Some people share too much

Karl Terry

CMI Columnist

Some people just don’t know when to shut up. Frequently I am guilty myself.

The case that stirred this thought occurred, as I was captive in a service establishment recently and had to listen while a guy related a whole lot more about his personal life than yours truly or the attendant on duty cared to know.

Karl Terry

Karl Terry

The guy spilled his guts without prodding or even much of a polite question about how things were going. I don’t know if he suddenly felt he was among friends, if he had been one little white pill short that morning or was just lonely. Whatever it was the filter was off and the longer he talked the more uncomfortable I became.

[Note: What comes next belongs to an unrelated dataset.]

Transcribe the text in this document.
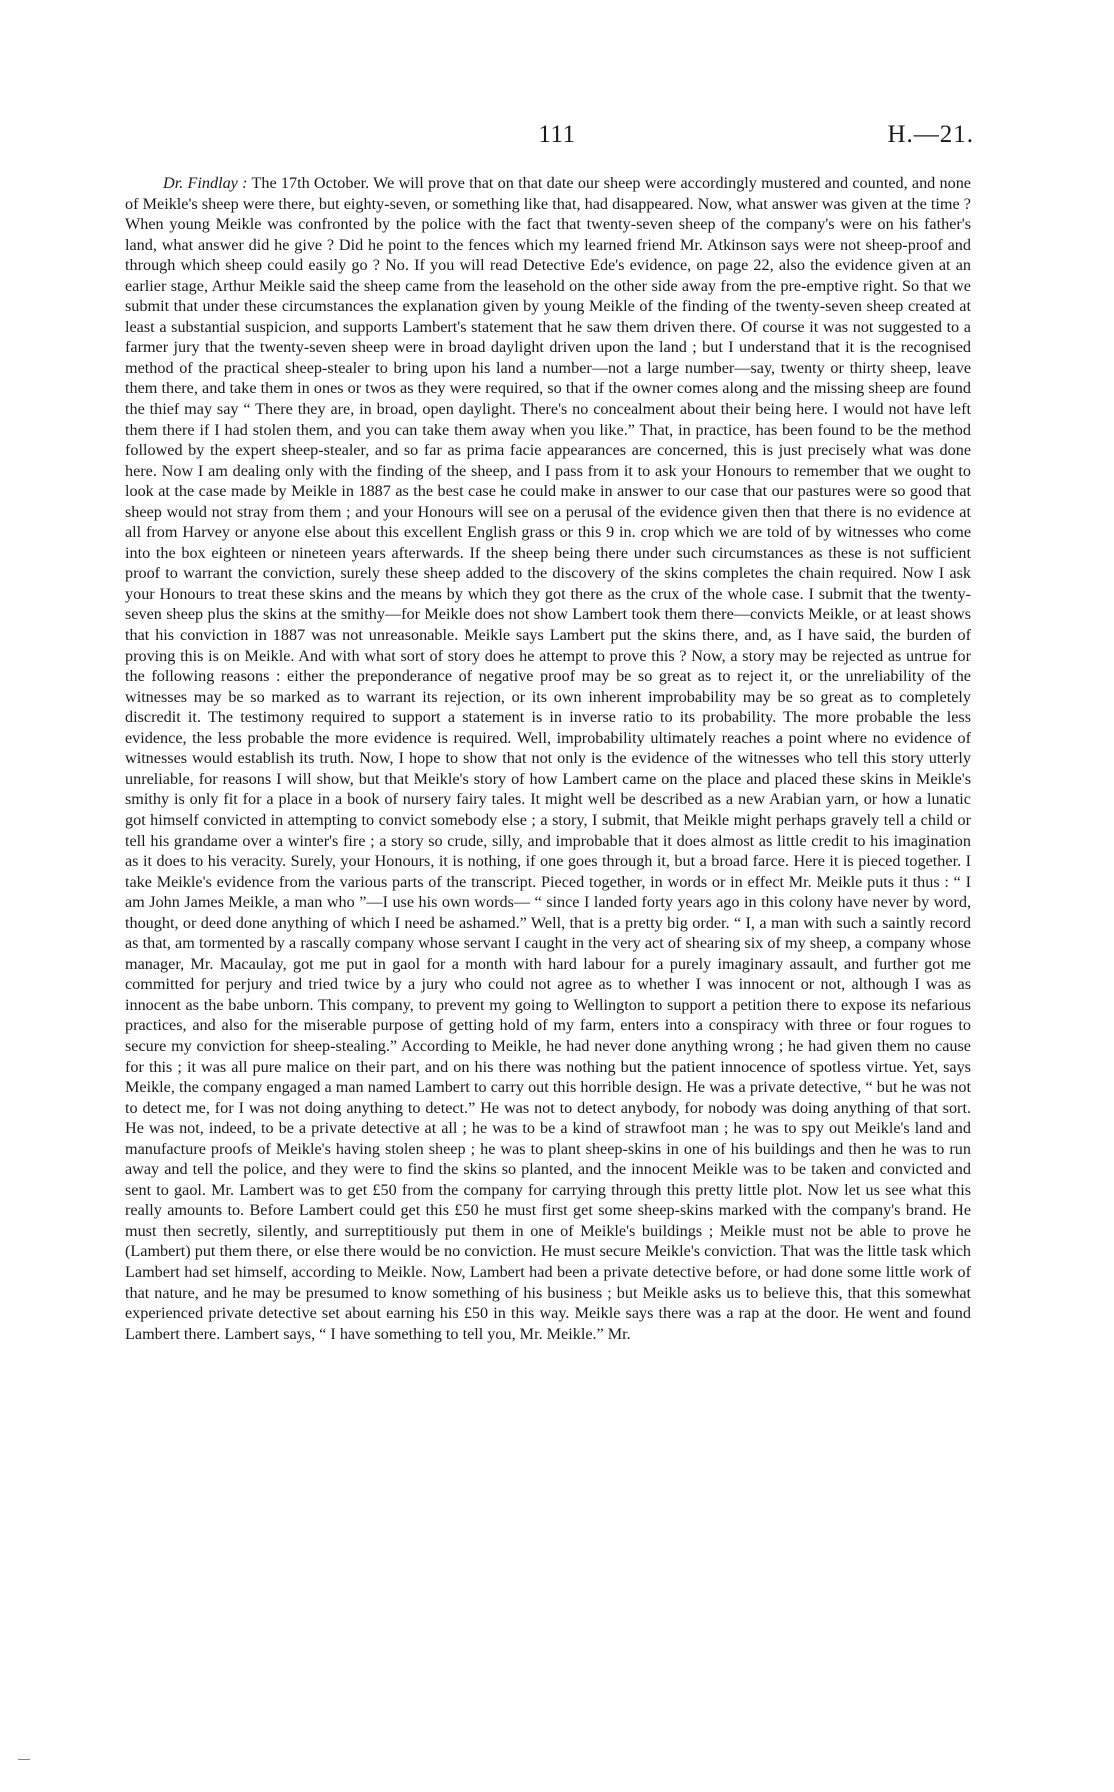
111	H.—21.

Dr. Findlay : The 17th October. We will prove that on that date our sheep were accordingly mustered and counted, and none of Meikle's sheep were there, but eighty-seven, or something like that, had disappeared. Now, what answer was given at the time ? When young Meikle was confronted by the police with the fact that twenty-seven sheep of the company's were on his father's land, what answer did he give ? Did he point to the fences which my learned friend Mr. Atkinson says were not sheep-proof and through which sheep could easily go ? No. If you will read Detective Ede's evidence, on page 22, also the evidence given at an earlier stage, Arthur Meikle said the sheep came from the leasehold on the other side away from the pre-emptive right. So that we submit that under these circumstances the explanation given by young Meikle of the finding of the twenty-seven sheep created at least a substantial suspicion, and supports Lambert's statement that he saw them driven there. Of course it was not suggested to a farmer jury that the twenty-seven sheep were in broad daylight driven upon the land ; but I understand that it is the recognised method of the practical sheep-stealer to bring upon his land a number—not a large number—say, twenty or thirty sheep, leave them there, and take them in ones or twos as they were required, so that if the owner comes along and the missing sheep are found the thief may say “ There they are, in broad, open daylight. There's no concealment about their being here. I would not have left them there if I had stolen them, and you can take them away when you like.” That, in practice, has been found to be the method followed by the expert sheep-stealer, and so far as prima facie appearances are concerned, this is just precisely what was done here. Now I am dealing only with the finding of the sheep, and I pass from it to ask your Honours to remember that we ought to look at the case made by Meikle in 1887 as the best case he could make in answer to our case that our pastures were so good that sheep would not stray from them ; and your Honours will see on a perusal of the evidence given then that there is no evidence at all from Harvey or anyone else about this excellent English grass or this 9 in. crop which we are told of by witnesses who come into the box eighteen or nineteen years afterwards. If the sheep being there under such circumstances as these is not sufficient proof to warrant the conviction, surely these sheep added to the discovery of the skins completes the chain required. Now I ask your Honours to treat these skins and the means by which they got there as the crux of the whole case. I submit that the twenty-seven sheep plus the skins at the smithy—for Meikle does not show Lambert took them there—convicts Meikle, or at least shows that his conviction in 1887 was not unreasonable. Meikle says Lambert put the skins there, and, as I have said, the burden of proving this is on Meikle. And with what sort of story does he attempt to prove this ? Now, a story may be rejected as untrue for the following reasons : either the preponderance of negative proof may be so great as to reject it, or the unreliability of the witnesses may be so marked as to warrant its rejection, or its own inherent improbability may be so great as to completely discredit it. The testimony required to support a statement is in inverse ratio to its probability. The more probable the less evidence, the less probable the more evidence is required. Well, improbability ultimately reaches a point where no evidence of witnesses would establish its truth. Now, I hope to show that not only is the evidence of the witnesses who tell this story utterly unreliable, for reasons I will show, but that Meikle's story of how Lambert came on the place and placed these skins in Meikle's smithy is only fit for a place in a book of nursery fairy tales. It might well be described as a new Arabian yarn, or how a lunatic got himself convicted in attempting to convict somebody else ; a story, I submit, that Meikle might perhaps gravely tell a child or tell his grandame over a winter's fire ; a story so crude, silly, and improbable that it does almost as little credit to his imagination as it does to his veracity. Surely, your Honours, it is nothing, if one goes through it, but a broad farce. Here it is pieced together. I take Meikle's evidence from the various parts of the transcript. Pieced together, in words or in effect Mr. Meikle puts it thus : “ I am John James Meikle, a man who ”—I use his own words— “ since I landed forty years ago in this colony have never by word, thought, or deed done anything of which I need be ashamed.” Well, that is a pretty big order. “ I, a man with such a saintly record as that, am tormented by a rascally company whose servant I caught in the very act of shearing six of my sheep, a company whose manager, Mr. Macaulay, got me put in gaol for a month with hard labour for a purely imaginary assault, and further got me committed for perjury and tried twice by a jury who could not agree as to whether I was innocent or not, although I was as innocent as the babe unborn. This company, to prevent my going to Wellington to support a petition there to expose its nefarious practices, and also for the miserable purpose of getting hold of my farm, enters into a conspiracy with three or four rogues to secure my conviction for sheep-stealing.” According to Meikle, he had never done anything wrong ; he had given them no cause for this ; it was all pure malice on their part, and on his there was nothing but the patient innocence of spotless virtue. Yet, says Meikle, the company engaged a man named Lambert to carry out this horrible design. He was a private detective, “ but he was not to detect me, for I was not doing anything to detect.” He was not to detect anybody, for nobody was doing anything of that sort. He was not, indeed, to be a private detective at all ; he was to be a kind of strawfoot man ; he was to spy out Meikle's land and manufacture proofs of Meikle's having stolen sheep ; he was to plant sheep-skins in one of his buildings and then he was to run away and tell the police, and they were to find the skins so planted, and the innocent Meikle was to be taken and convicted and sent to gaol. Mr. Lambert was to get £50 from the company for carrying through this pretty little plot. Now let us see what this really amounts to. Before Lambert could get this £50 he must first get some sheep-skins marked with the company's brand. He must then secretly, silently, and surreptitiously put them in one of Meikle's buildings ; Meikle must not be able to prove he (Lambert) put them there, or else there would be no conviction. He must secure Meikle's conviction. That was the little task which Lambert had set himself, according to Meikle. Now, Lambert had been a private detective before, or had done some little work of that nature, and he may be presumed to know something of his business ; but Meikle asks us to believe this, that this somewhat experienced private detective set about earning his £50 in this way. Meikle says there was a rap at the door. He went and found Lambert there. Lambert says, “ I have something to tell you, Mr. Meikle.” Mr.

I’ve come across that personality from time to time and it’s tough not to run away from them screaming.

I’m careful warming up and exposing myself to people but somewhere over the years I learned that it’s really pretty easy to get most people to open up, even if they aren’t like the guy described above.

A misspent life in sales and newspaper interviewing left me with the talent to ask a few innocent questions and get most people to open up on most subjects.

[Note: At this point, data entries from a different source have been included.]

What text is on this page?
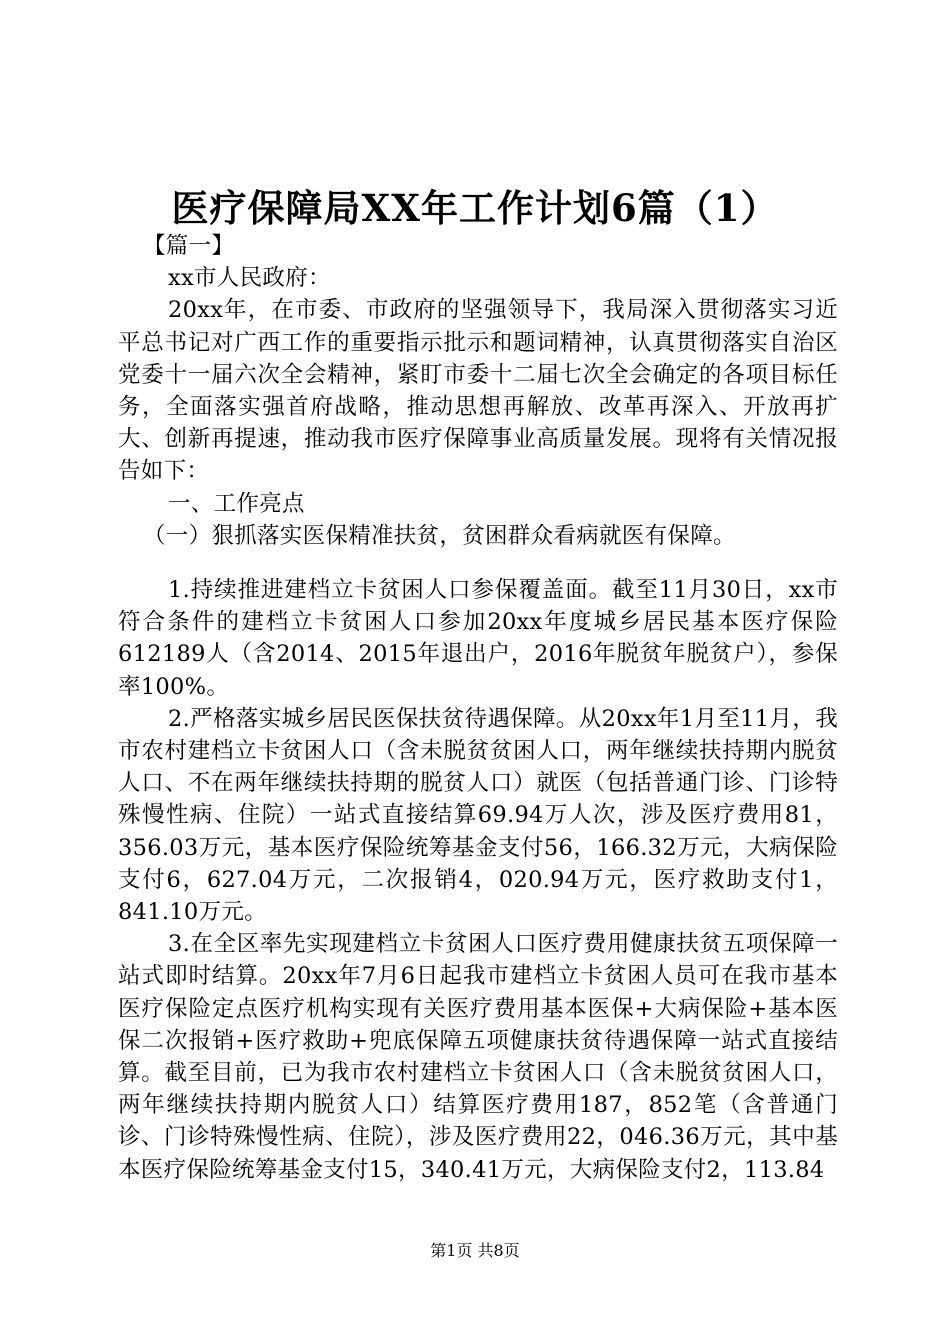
医疗保障局XX年工作计划6篇（1）

【篇一】

xx市人民政府：

20xx年，在市委、市政府的坚强领导下，我局深入贯彻落实习近平总书记对广西工作的重要指示批示和题词精神，认真贯彻落实自治区党委十一届六次全会精神，紧盯市委十二届七次全会确定的各项目标任务，全面落实强首府战略，推动思想再解放、改革再深入、开放再扩大、创新再提速，推动我市医疗保障事业高质量发展。现将有关情况报告如下：

一、工作亮点

（一）狠抓落实医保精准扶贫，贫困群众看病就医有保障。

1.持续推进建档立卡贫困人口参保覆盖面。截至11月30日，xx市符合条件的建档立卡贫困人口参加20xx年度城乡居民基本医疗保险612189人（含2014、2015年退出户，2016年脱贫年脱贫户），参保率100%。

2.严格落实城乡居民医保扶贫待遇保障。从20xx年1月至11月，我市农村建档立卡贫困人口（含未脱贫贫困人口，两年继续扶持期内脱贫人口、不在两年继续扶持期的脱贫人口）就医（包括普通门诊、门诊特殊慢性病、住院）一站式直接结算69.94万人次，涉及医疗费用81，356.03万元，基本医疗保险统筹基金支付56，166.32万元，大病保险支付6，627.04万元，二次报销4，020.94万元，医疗救助支付1，841.10万元。

3.在全区率先实现建档立卡贫困人口医疗费用健康扶贫五项保障一站式即时结算。20xx年7月6日起我市建档立卡贫困人员可在我市基本医疗保险定点医疗机构实现有关医疗费用基本医保+大病保险+基本医保二次报销+医疗救助+兜底保障五项健康扶贫待遇保障一站式直接结算。截至目前，已为我市农村建档立卡贫困人口（含未脱贫贫困人口，两年继续扶持期内脱贫人口）结算医疗费用187，852笔（含普通门诊、门诊特殊慢性病、住院），涉及医疗费用22，046.36万元，其中基本医疗保险统筹基金支付15，340.41万元，大病保险支付2，113.84

第1页 共8页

My father-in-law, God rest his soul, could crack folks open like a walnut and would listen and sympathize with the wackiest of stories. Then as soon as he was a friend he could sell them that new washing machine along with a new dryer to boot.

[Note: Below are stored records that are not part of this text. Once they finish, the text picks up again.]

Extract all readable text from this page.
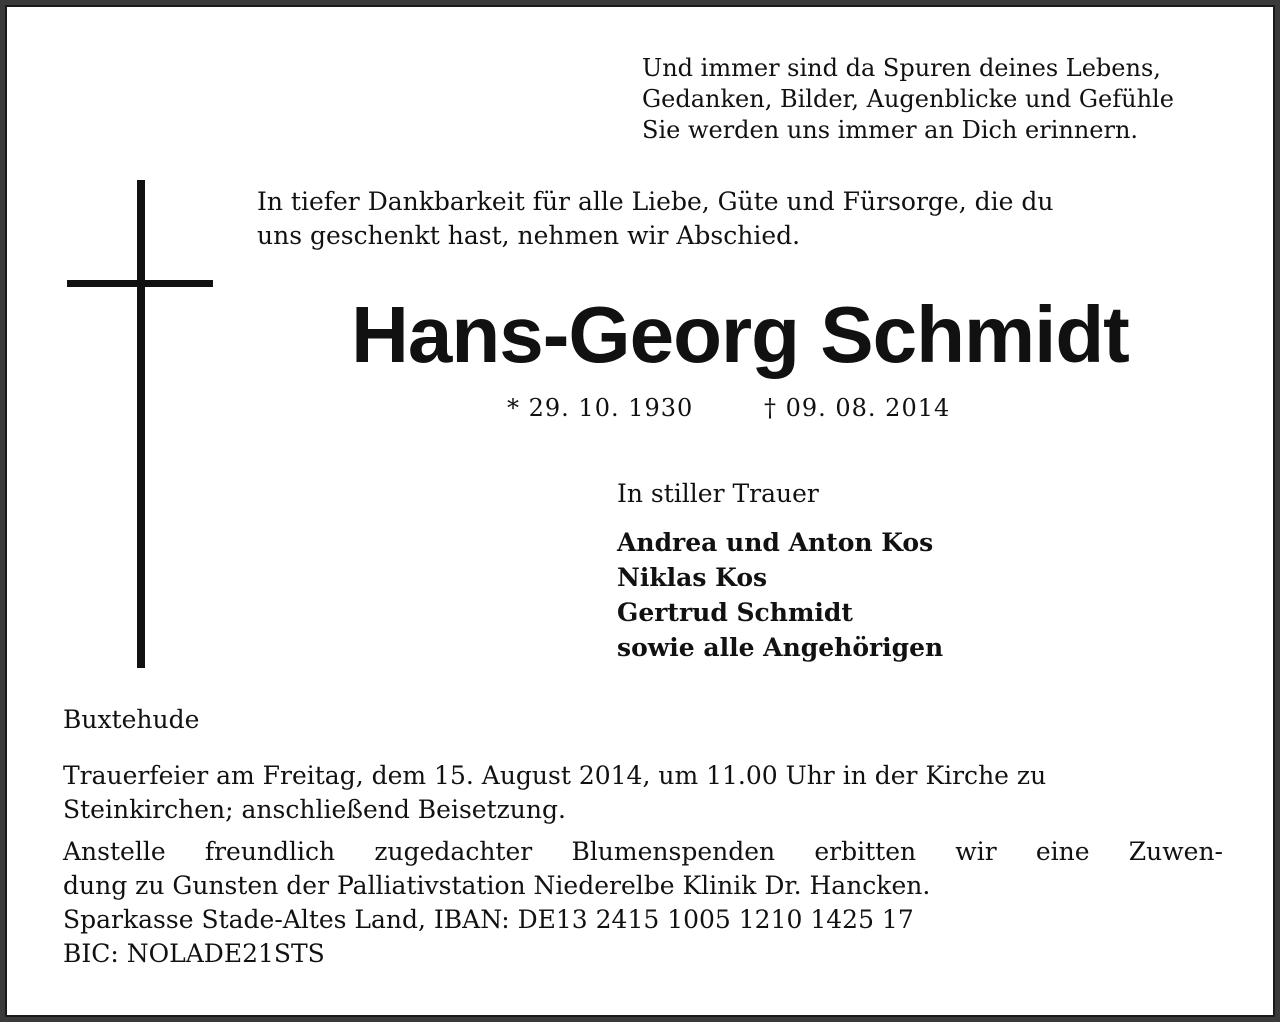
Und immer sind da Spuren deines Lebens,
Gedanken, Bilder, Augenblicke und Gefühle
Sie werden uns immer an Dich erinnern.
In tiefer Dankbarkeit für alle Liebe, Güte und Fürsorge, die du
uns geschenkt hast, nehmen wir Abschied.
Hans-Georg Schmidt
* 29. 10. 1930	† 09. 08. 2014
In stiller Trauer
Andrea und Anton Kos
Niklas Kos
Gertrud Schmidt
sowie alle Angehörigen
Buxtehude
Trauerfeier am Freitag, dem 15. August 2014, um 11.00 Uhr in der Kirche zu
Steinkirchen; anschließend Beisetzung.
Anstelle freundlich zugedachter Blumenspenden erbitten wir eine Zuwen-
dung zu Gunsten der Palliativstation Niederelbe Klinik Dr. Hancken.
Sparkasse Stade-Altes Land, IBAN: DE13 2415 1005 1210 1425 17
BIC: NOLADE21STS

He was just practicing his sales vocation as it had been taught to him. The personal life stories didn’t really matter to him that much.

While I’ll admit most of the time I’m content to sit quietly and listen to coffee talk and barber shop chatter every once in a while I like to work someone just a little to see what’s really deep in their head or laying just across their heart.

You don’t get them started by talking about the weather or the national news headlines. Unfortunately they’re ready to open up about their coworkers, bosses or difficult customers if you want to hear the negative. If you want to hear the positive talk about pets, children or grandchildren or sports if you know their favored team just won big.

OK, the sports might not always stay on a positive track but you can get people engaged if you’re passionate about sports or know they are or appear to be.

Most people really want to tell their troubles and joys to someone and often that someone is a complete stranger. My downfall is that I have been guilty too often of listening to those problems without caring, without attempting to offer a blessing of some sort. Heaven forbid that I might actually open up to that person myself.

As usual I’ve used too many words and said too little.